Slashdot Mirror


Misleading Results From Widely-Used Machine-Learning Data Analysis Techniques (bbc.com)

Long-time Slashdot reader kbahey writes: The increased reliance on machine-learning techniques used by thousands of scientists to analyze data, is producing results that are misleading and often completely wrong, according to the BBC.

Dr. Genevera Allen from Rice University in Houston said that the increased use of such systems was contributing to a "crisis in science".

She warned scientists that if they didn't improve their techniques they would be wasting both time and money.

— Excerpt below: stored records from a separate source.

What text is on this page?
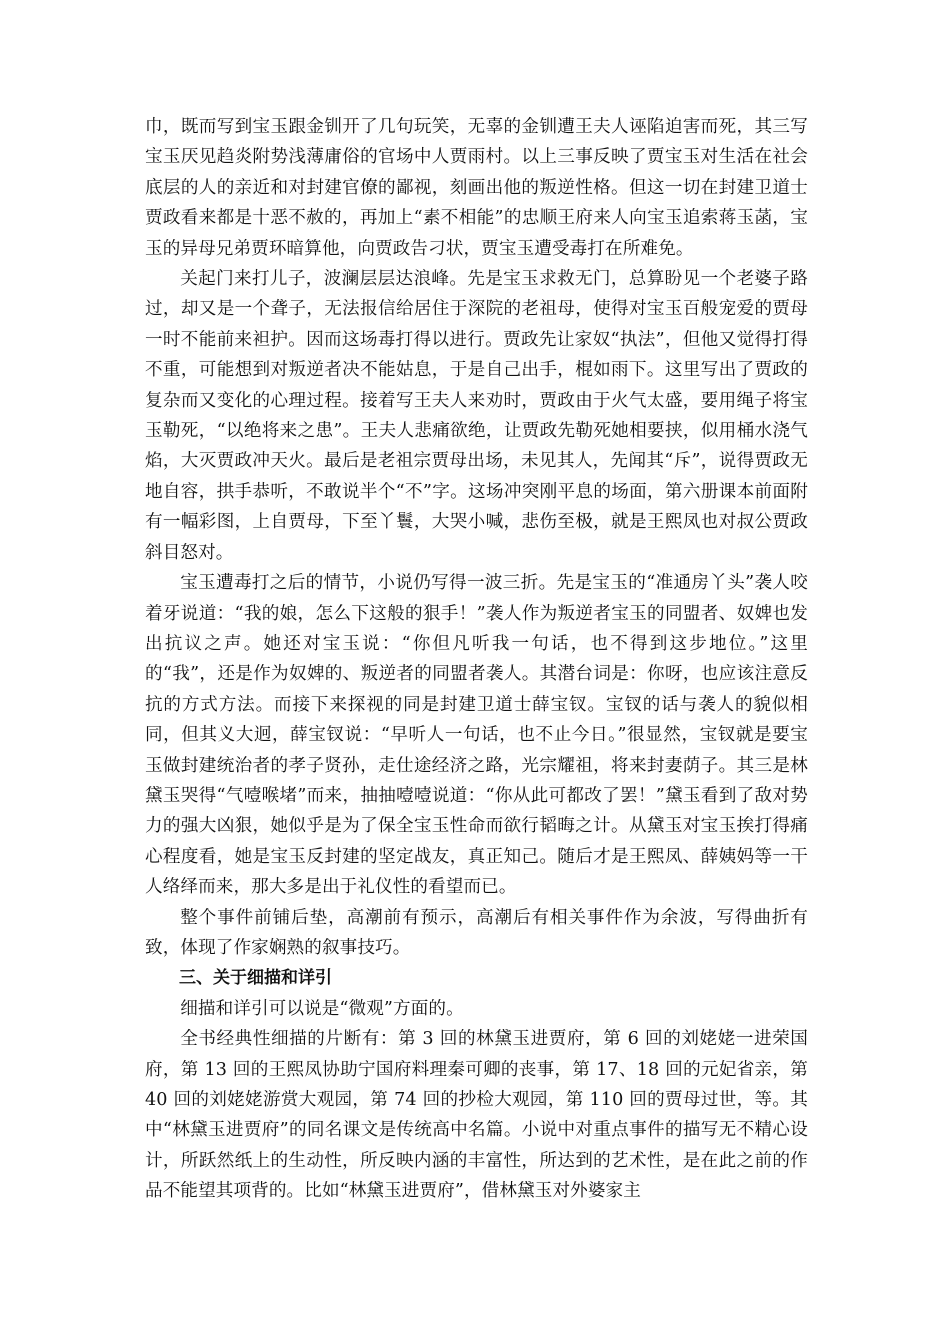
巾，既而写到宝玉跟金钏开了几句玩笑，无辜的金钏遭王夫人诬陷迫害而死，其三写宝玉厌见趋炎附势浅薄庸俗的官场中人贾雨村。以上三事反映了贾宝玉对生活在社会底层的人的亲近和对封建官僚的鄙视，刻画出他的叛逆性格。但这一切在封建卫道士贾政看来都是十恶不赦的，再加上“素不相能”的忠顺王府来人向宝玉追索蒋玉菡，宝玉的异母兄弟贾环暗算他，向贾政告刁状，贾宝玉遭受毒打在所难免。

关起门来打儿子，波澜层层达浪峰。先是宝玉求救无门，总算盼见一个老婆子路过，却又是一个聋子，无法报信给居住于深院的老祖母，使得对宝玉百般宠爱的贾母一时不能前来袒护。因而这场毒打得以进行。贾政先让家奴“执法”，但他又觉得打得不重，可能想到对叛逆者决不能姑息，于是自己出手，棍如雨下。这里写出了贾政的复杂而又变化的心理过程。接着写王夫人来劝时，贾政由于火气太盛，要用绳子将宝玉勒死，“以绝将来之患”。王夫人悲痛欲绝，让贾政先勒死她相要挟，似用桶水浇气焰，大灭贾政冲天火。最后是老祖宗贾母出场，未见其人，先闻其“斥”，说得贾政无地自容，拱手恭听，不敢说半个“不”字。这场冲突刚平息的场面，第六册课本前面附有一幅彩图，上自贾母，下至丫鬟，大哭小喊，悲伤至极，就是王熙凤也对叔公贾政斜目怒对。

宝玉遭毒打之后的情节，小说仍写得一波三折。先是宝玉的“准通房丫头”袭人咬着牙说道：“我的娘，怎么下这般的狠手！”袭人作为叛逆者宝玉的同盟者、奴婢也发出抗议之声。她还对宝玉说：“你但凡听我一句话，也不得到这步地位。”这里的“我”，还是作为奴婢的、叛逆者的同盟者袭人。其潜台词是：你呀，也应该注意反抗的方式方法。而接下来探视的同是封建卫道士薛宝钗。宝钗的话与袭人的貌似相同，但其义大迥，薛宝钗说：“早听人一句话，也不止今日。”很显然，宝钗就是要宝玉做封建统治者的孝子贤孙，走仕途经济之路，光宗耀祖，将来封妻荫子。其三是林黛玉哭得“气噎喉堵”而来，抽抽噎噎说道：“你从此可都改了罢！”黛玉看到了敌对势力的强大凶狠，她似乎是为了保全宝玉性命而欲行韬晦之计。从黛玉对宝玉挨打得痛心程度看，她是宝玉反封建的坚定战友，真正知己。随后才是王熙凤、薛姨妈等一干人络绎而来，那大多是出于礼仪性的看望而已。

整个事件前铺后垫，高潮前有预示，高潮后有相关事件作为余波，写得曲折有致，体现了作家娴熟的叙事技巧。

三、关于细描和详引

细描和详引可以说是“微观”方面的。

全书经典性细描的片断有：第 3 回的林黛玉进贾府，第 6 回的刘姥姥一进荣国府，第 13 回的王熙凤协助宁国府料理秦可卿的丧事，第 17、18 回的元妃省亲，第 40 回的刘姥姥游赏大观园，第 74 回的抄检大观园，第 110 回的贾母过世，等。其中“林黛玉进贾府”的同名课文是传统高中名篇。小说中对重点事件的描写无不精心设计，所跃然纸上的生动性，所反映内涵的丰富性，所达到的艺术性，是在此之前的作品不能望其项背的。比如“林黛玉进贾府”，借林黛玉对外婆家主
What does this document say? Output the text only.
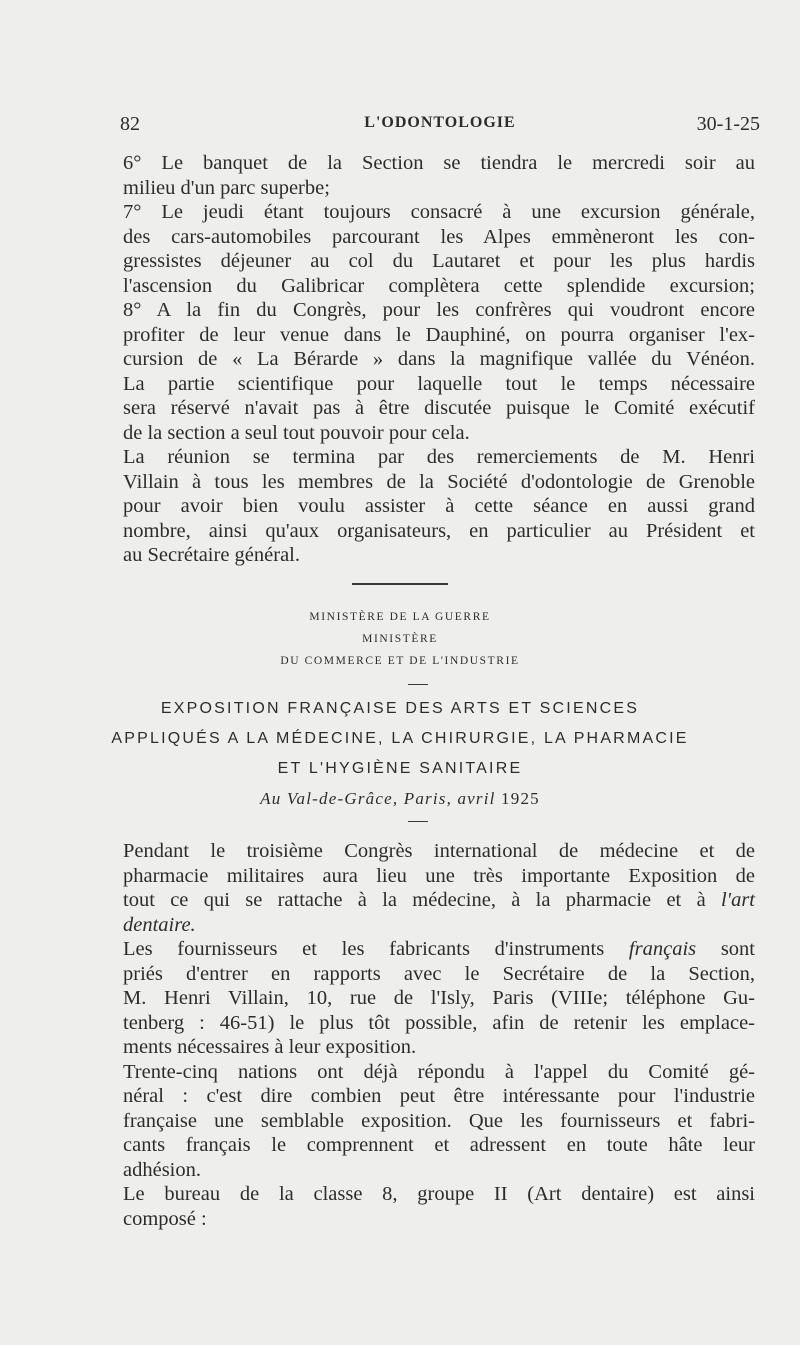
82	L'ODONTOLOGIE	30-1-25
6° Le banquet de la Section se tiendra le mercredi soir au
milieu d'un parc superbe;
7° Le jeudi étant toujours consacré à une excursion générale,
des cars-automobiles parcourant les Alpes emmèneront les con-
gressistes déjeuner au col du Lautaret et pour les plus hardis
l'ascension du Galibricar complètera cette splendide excursion;
8° A la fin du Congrès, pour les confrères qui voudront encore
profiter de leur venue dans le Dauphiné, on pourra organiser l'ex-
cursion de « La Bérarde » dans la magnifique vallée du Vénéon.
La partie scientifique pour laquelle tout le temps nécessaire
sera réservé n'avait pas à être discutée puisque le Comité exécutif
de la section a seul tout pouvoir pour cela.
La réunion se termina par des remerciements de M. Henri
Villain à tous les membres de la Société d'odontologie de Grenoble
pour avoir bien voulu assister à cette séance en aussi grand
nombre, ainsi qu'aux organisateurs, en particulier au Président et
au Secrétaire général.
MINISTÈRE DE LA GUERRE
MINISTÈRE
DU COMMERCE ET DE L'INDUSTRIE
EXPOSITION FRANÇAISE DES ARTS ET SCIENCES
APPLIQUÉS A LA MÉDECINE, LA CHIRURGIE, LA PHARMACIE
ET L'HYGIÈNE SANITAIRE
Au Val-de-Grâce, Paris, avril 1925
Pendant le troisième Congrès international de médecine et de
pharmacie militaires aura lieu une très importante Exposition de
tout ce qui se rattache à la médecine, à la pharmacie et à l'art
dentaire.
Les fournisseurs et les fabricants d'instruments français sont
priés d'entrer en rapports avec le Secrétaire de la Section,
M. Henri Villain, 10, rue de l'Isly, Paris (VIIIe; téléphone Gu-
tenberg : 46-51) le plus tôt possible, afin de retenir les emplace-
ments nécessaires à leur exposition.
Trente-cinq nations ont déjà répondu à l'appel du Comité gé-
néral : c'est dire combien peut être intéressante pour l'industrie
française une semblable exposition. Que les fournisseurs et fabri-
cants français le comprennent et adressent en toute hâte leur
adhésion.
Le bureau de la classe 8, groupe II (Art dentaire) est ainsi
composé :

Her research was presented at the American Association for the Advancement of Science in Washington.


This is the oft-discussed 'reproducibility problem' in modern science.

The BBC writes that this irreproducibility happens when experiments "aren't designed well enough to ensure that the scientists don't fool themselves and see what they want to see in the results." But machine learning now has apparently become part of the problem.

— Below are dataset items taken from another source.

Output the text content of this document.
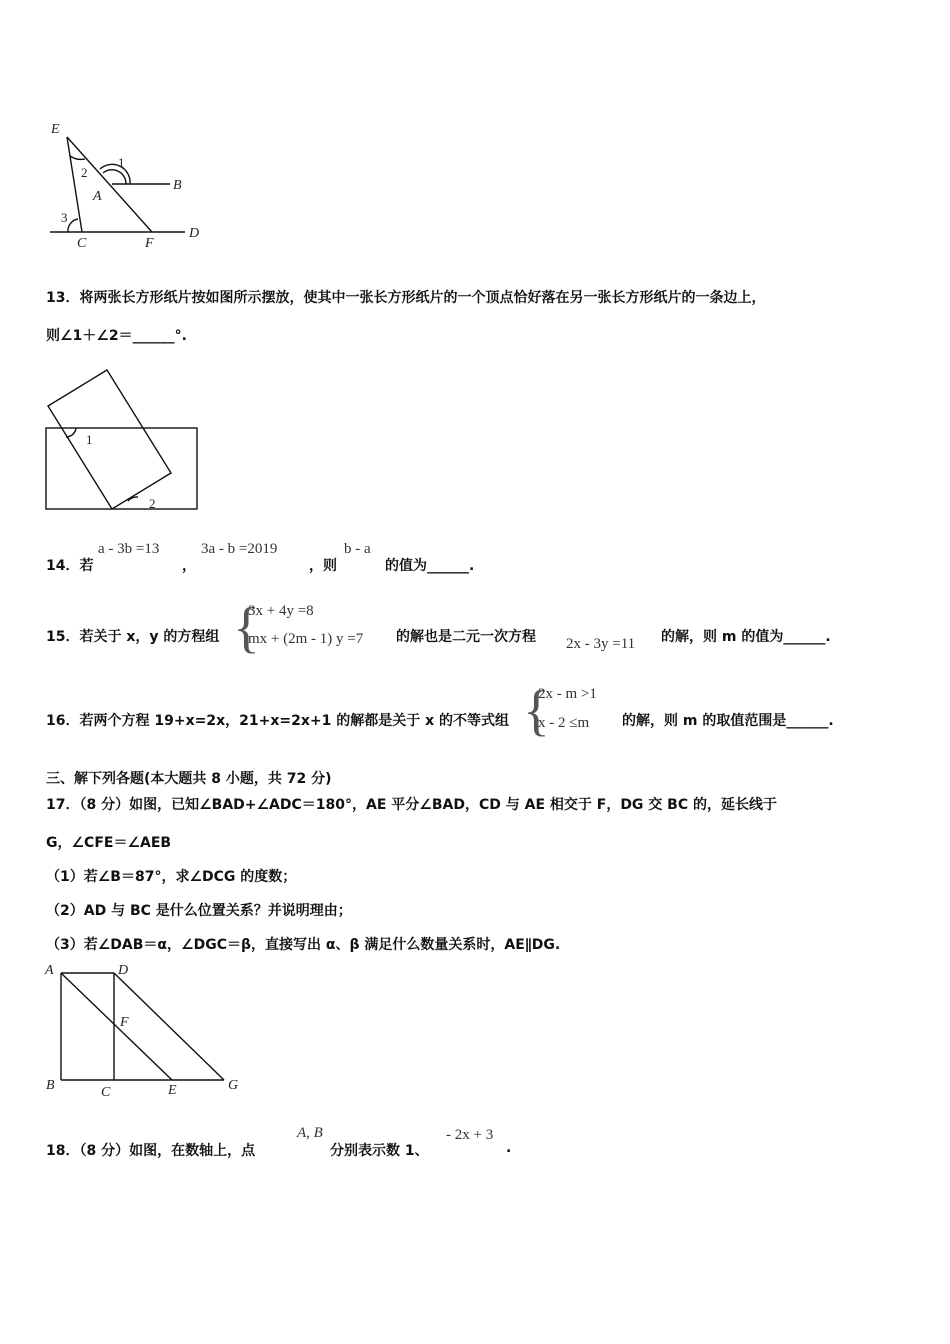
E
1
2
A
B
3
C	F
D
13．将两张长方形纸片按如图所示摆放，使其中一张长方形纸片的一个顶点恰好落在另一张长方形纸片的一条边上，
则∠1＋∠2＝______°.
1
2
14．若
a - 3b =13
，
3a - b =2019
，则
b - a
的值为______.
15．若关于 x，y 的方程组 {
3x + 4y =8
mx + (2m - 1) y =7 的解也是二元一次方程 2x - 3y =11 的解，则 m 的值为______.
16．若两个方程 19+x=2x，21+x=2x+1 的解都是关于 x 的不等式组 {
2x - m >1
x - 2 ≤m 的解，则 m 的取值范围是______.
三、解下列各题(本大题共 8 小题，共 72 分)
17．（8 分）如图，已知∠BAD+∠ADC＝180°，AE 平分∠BAD，CD 与 AE 相交于 F，DG 交 BC 的，延长线于
G，∠CFE＝∠AEB
（1）若∠B＝87°，求∠DCG 的度数；
（2）AD 与 BC 是什么位置关系？并说明理由；
（3）若∠DAB＝α，∠DGC＝β，直接写出 α、β 满足什么数量关系时，AE∥DG.
A	D
F
B	C	E	G
18．（8 分）如图，在数轴上，点
A, B
分别表示数 1、
- 2x + 3
.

Dr. Allen asks "If we had an additional dataset would we see the same scientific discovery or principle...? Unfortunately the answer is often probably not.â

1 of 23 comments (clear)

  1. Not surprised by Anonymous Coward · · Score: 4, Interesting

    I worked as a ML researcher in a science lab. Was often asked for results they wanted rather than good methodology, which I pushed back hard on, but the lab frequently contracted out analysis and then chose which results they liked best for publication. They got a few publications in Nature. Don't trust the ML results of any science paper unless they fully present and you understand their data, methodology, and statistics, and even then take things with a grain of salt.